Lungenkrebsrisiko durch Radonexpositionen in Wohnungen

Stellungnahme der Strahlenschutzkommission

Verabschiedet in der 199. Sitzung der SSK am 21./22. April 2005

Abstract

Die Strahlenschutzkommission hatte zuletzt im Jahr 2004 zu den bis dahin veröffentlichten epidemiologischen Studien zum Lungenkrebsrisiko durch Radon und seine Zerfallsprodukte in Innenräumen Stellung genommen.

Inzwischen wurden die Ergebnisse der europäischen Radonstudie veröffentlicht. Es handelt sich um eine Pooling-Studie. Sie umfasst 13 Einzelstudien aus 9 Ländern mit insgesamt 7 148 Lungenkrebspatienten und 14 208 Kontrollpersonen ohne diese Erkrankung. Bei den Studienteilnehmern wurde in den jetzigen und früheren Wohnungen die Radonkonzentration über mindestens ein halbes Jahr gemessen. Ferner wurden alle Studienteilnehmer detailliert nach ihrem lebenslangen Rauchverhalten und anderen Risikofaktoren für Lungenkrebs befragt. Für jeden Studienteilnehmer wurde der zeitgewichtete Mittelwert der Radonkonzentrationen für die in den letzten 5 bis 34 Jahren bewohnten Wohnungen berechnet. In allen Risikoanalysen wurde das Rauchen als wichtigste Störgröße berücksichtigt.

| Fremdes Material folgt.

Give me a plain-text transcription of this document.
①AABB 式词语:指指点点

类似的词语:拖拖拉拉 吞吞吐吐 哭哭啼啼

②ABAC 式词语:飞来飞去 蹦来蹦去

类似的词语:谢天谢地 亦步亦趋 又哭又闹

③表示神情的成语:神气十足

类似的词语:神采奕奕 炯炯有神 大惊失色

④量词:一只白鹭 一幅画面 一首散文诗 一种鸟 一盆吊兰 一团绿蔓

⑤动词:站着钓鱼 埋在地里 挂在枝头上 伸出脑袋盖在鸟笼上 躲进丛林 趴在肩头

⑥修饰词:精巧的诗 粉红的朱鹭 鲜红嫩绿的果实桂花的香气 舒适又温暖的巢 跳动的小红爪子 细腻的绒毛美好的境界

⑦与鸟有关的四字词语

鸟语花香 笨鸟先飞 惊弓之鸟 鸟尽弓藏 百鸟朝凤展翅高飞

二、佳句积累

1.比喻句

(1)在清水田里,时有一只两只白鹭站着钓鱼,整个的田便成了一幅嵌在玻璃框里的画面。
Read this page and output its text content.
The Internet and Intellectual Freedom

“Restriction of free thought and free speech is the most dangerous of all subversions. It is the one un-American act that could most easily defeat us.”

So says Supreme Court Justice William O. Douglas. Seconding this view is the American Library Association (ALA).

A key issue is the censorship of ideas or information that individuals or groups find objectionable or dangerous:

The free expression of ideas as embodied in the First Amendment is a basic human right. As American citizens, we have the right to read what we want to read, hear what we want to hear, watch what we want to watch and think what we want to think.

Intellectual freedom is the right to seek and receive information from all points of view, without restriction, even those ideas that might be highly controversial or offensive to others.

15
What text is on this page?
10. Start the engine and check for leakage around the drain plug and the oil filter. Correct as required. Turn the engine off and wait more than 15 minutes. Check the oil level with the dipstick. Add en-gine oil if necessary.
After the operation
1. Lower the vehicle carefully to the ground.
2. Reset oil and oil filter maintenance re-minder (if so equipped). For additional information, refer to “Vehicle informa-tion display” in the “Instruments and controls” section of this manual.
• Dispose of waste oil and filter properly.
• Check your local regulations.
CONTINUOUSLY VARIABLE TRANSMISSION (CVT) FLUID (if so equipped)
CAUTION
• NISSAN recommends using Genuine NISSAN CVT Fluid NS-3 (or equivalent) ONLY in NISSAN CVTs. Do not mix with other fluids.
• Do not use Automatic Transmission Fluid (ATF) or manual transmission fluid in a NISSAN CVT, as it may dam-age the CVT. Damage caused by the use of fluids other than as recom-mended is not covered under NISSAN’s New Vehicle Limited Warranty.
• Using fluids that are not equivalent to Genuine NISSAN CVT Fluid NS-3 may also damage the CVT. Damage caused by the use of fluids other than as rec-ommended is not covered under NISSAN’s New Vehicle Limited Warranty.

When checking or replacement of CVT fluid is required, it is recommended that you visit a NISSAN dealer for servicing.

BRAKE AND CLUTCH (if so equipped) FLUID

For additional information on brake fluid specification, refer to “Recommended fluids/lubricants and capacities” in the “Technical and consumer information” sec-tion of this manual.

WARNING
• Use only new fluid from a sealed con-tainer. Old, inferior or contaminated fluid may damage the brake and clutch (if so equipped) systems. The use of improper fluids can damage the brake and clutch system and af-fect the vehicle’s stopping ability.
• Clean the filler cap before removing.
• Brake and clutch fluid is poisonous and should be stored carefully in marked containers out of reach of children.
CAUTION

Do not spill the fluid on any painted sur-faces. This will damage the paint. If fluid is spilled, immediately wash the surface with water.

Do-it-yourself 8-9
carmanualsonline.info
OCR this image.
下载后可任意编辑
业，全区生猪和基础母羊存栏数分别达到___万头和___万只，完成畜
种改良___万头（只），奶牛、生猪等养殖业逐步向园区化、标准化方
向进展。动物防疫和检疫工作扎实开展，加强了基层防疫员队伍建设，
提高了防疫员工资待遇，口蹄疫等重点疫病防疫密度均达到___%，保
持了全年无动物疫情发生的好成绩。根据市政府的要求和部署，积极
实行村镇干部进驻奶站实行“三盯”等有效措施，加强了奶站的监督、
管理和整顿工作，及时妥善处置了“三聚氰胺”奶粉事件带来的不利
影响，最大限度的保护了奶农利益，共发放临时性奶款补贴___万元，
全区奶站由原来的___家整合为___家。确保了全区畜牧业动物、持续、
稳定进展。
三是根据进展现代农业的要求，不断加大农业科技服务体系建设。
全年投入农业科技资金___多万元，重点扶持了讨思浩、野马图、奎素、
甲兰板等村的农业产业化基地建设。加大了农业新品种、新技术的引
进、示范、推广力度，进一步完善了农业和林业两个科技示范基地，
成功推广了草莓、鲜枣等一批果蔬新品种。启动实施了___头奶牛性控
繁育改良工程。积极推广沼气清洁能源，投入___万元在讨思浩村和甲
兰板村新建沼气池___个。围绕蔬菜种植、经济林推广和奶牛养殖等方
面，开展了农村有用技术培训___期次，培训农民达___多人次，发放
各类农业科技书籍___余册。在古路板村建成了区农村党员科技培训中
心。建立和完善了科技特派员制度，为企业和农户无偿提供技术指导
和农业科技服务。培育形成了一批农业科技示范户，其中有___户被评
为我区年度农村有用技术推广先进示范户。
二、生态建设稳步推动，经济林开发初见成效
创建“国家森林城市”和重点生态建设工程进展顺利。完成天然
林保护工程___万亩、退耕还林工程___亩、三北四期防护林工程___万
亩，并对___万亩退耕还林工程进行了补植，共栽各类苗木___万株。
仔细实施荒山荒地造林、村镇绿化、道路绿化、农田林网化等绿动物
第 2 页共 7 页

Die Strahlenschutzkommission hat folgende zusammenfassende Risikobewertung vorgenommen:

Die europäische Pooling-Studie zeigt einen klaren Anstieg des Lungenkrebsrisikos mit steigender Radonkonzentration in Wohnungen. Besonders wichtig ist, dass diese Erhöhung nicht nur in der Gruppe aller Studienteilnehmer nachgewiesen wurde, sondern auch für die Untergruppe der lebenslangen Nichtraucher. Aufgrund der deutschen Radonstudie war die SSK in ihrer letzten Stellungnahme von einer linearen Expositions-Wirkungs-Beziehung ohne Schwellenwert von etwa 10% pro 100 Bq/m³ Radonkonzentration ausgegangen. Dieser Zusammenhang bestätigt sich in der europäischen und auch in der nordamerikanischen Studie.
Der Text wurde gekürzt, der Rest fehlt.